Johanna Buschau is looking for a place to live.

The retired licenced practical nurse lost an appeal of her eviction from the Haney Pioneer Village Coop during a vote by the general membership on Sept. 27.

Buschau has rented a one-bedroom suite in the Maple Ridge co-op for four years, for $502 a month, but was told in August she had to vacate her unit on Sept. 30, after she saved her son from a fentanyl overdose this summer.

Her son showed up on her doorstep on July 31, and collapsed in her doorway. She took him in, to save his life, despite an order from the co-op board of directors banning her son from the premises.

“He was just really run down. I had to make a decision that night on whether to break a rule or save his life. Do you understand now why I had to save his life?” she said earlier.

Her son’s now in treatment, and Buschau, 70, is now wondering when she has to move out.

“I don’t have a place to go. I can’t afford $1,000 a month or whatever it is, (for rent).”

Buschau’s final eviction appeal involved the general membership of the co-op, up to 83 residents, voting by secret ballot, on whether to uphold her eviction.
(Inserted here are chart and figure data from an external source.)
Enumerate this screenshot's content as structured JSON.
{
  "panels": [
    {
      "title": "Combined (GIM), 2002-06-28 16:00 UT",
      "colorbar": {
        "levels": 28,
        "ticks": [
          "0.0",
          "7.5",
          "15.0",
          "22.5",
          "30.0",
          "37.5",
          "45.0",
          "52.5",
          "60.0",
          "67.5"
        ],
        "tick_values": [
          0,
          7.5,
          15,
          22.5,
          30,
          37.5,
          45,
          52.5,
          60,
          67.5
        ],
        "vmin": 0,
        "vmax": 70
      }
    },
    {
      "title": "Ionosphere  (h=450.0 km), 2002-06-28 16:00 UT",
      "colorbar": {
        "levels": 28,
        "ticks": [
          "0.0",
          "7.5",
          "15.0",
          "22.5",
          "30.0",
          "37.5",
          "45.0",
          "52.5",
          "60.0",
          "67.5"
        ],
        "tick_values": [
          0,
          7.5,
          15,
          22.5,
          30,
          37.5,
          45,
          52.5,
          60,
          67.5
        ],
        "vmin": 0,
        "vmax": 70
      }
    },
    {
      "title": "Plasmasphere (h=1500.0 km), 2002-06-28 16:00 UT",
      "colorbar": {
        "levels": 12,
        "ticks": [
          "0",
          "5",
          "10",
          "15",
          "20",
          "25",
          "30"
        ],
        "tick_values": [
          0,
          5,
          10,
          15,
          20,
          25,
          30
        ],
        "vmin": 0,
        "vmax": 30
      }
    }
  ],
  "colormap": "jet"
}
But when the counting was completed, only 17 residents voted to allow her to stay.

“I don’t know what I’m going to do,” she said.
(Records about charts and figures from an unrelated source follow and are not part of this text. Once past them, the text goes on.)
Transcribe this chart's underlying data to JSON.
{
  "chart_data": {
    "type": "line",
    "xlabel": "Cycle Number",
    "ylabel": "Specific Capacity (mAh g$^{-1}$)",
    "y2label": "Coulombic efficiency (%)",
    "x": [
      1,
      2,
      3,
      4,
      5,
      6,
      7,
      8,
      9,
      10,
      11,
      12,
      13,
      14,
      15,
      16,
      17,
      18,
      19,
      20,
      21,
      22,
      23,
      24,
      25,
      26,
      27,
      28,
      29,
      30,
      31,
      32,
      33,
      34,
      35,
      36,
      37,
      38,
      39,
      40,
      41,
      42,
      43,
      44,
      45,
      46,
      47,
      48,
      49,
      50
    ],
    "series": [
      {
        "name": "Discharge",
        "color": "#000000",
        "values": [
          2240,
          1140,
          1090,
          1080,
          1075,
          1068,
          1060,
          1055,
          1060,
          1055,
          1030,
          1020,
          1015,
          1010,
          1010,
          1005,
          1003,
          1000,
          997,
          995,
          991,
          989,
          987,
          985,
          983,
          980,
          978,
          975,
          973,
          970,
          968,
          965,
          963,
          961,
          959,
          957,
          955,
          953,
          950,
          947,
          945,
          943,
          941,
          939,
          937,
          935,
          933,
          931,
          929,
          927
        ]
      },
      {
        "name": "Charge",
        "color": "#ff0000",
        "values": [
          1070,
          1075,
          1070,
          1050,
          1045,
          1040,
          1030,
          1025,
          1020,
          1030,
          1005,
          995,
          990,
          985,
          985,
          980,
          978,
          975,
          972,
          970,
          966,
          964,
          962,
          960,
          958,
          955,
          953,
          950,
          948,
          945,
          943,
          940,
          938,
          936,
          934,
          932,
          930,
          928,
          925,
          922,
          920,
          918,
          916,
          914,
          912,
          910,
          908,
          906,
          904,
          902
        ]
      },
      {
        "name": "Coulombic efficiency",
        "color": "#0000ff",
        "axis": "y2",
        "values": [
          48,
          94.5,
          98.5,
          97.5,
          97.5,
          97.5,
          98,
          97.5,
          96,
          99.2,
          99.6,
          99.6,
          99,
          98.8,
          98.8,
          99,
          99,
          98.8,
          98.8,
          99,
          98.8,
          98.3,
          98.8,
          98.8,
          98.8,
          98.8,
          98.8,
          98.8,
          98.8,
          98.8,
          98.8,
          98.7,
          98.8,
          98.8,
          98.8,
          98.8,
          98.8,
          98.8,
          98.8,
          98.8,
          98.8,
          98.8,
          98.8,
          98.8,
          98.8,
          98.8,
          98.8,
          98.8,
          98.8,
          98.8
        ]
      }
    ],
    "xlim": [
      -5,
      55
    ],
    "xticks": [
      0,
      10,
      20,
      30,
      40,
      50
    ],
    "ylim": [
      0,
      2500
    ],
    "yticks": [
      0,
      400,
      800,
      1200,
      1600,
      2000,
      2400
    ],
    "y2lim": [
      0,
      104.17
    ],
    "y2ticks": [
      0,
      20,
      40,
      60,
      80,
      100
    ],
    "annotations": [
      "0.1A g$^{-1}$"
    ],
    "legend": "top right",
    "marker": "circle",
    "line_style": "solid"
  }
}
Friend Renee Tyson said Buschau was devastated by the decision. “I can’t understand all this animosity, just because she allowed her son in.”

A year ago, in August 2016, Buschau was told that her son can’t visit the premises. That was followed by another letter from the Co-op this April saying that he can no longer enter her home, effectively immediately.

Co-op policies state that no one should cause a disturbance or cause distress to others.

Her son has diabetes, along with mental health issues. He stayed with her there for a month, with permission of management, in 2014. This year, Buschau said, he’s stayed overnight five times.

Buschau knows that contradicts an order from the board banning her son from the premises, but says he hasn’t caused any problems with the neighbours. She said he sometimes yells and swears, but that’s indoors and she wonders how others can hear that in the rancher co-op complex.

An August letter from the co-op’s board of directors cites a co-op a policy that says no one should cause any distress to anyone and that she has allowed her son, despite repeated warnings, to attend the premises, where he has “continued to cause disturbances,” which is against the occupancy agreement.

Lawyer for the Co-op Geoffrey Dabbs said that Buschau agreed she wouldn’t let her son come back, but then kept allowing him to return causing further disturbances.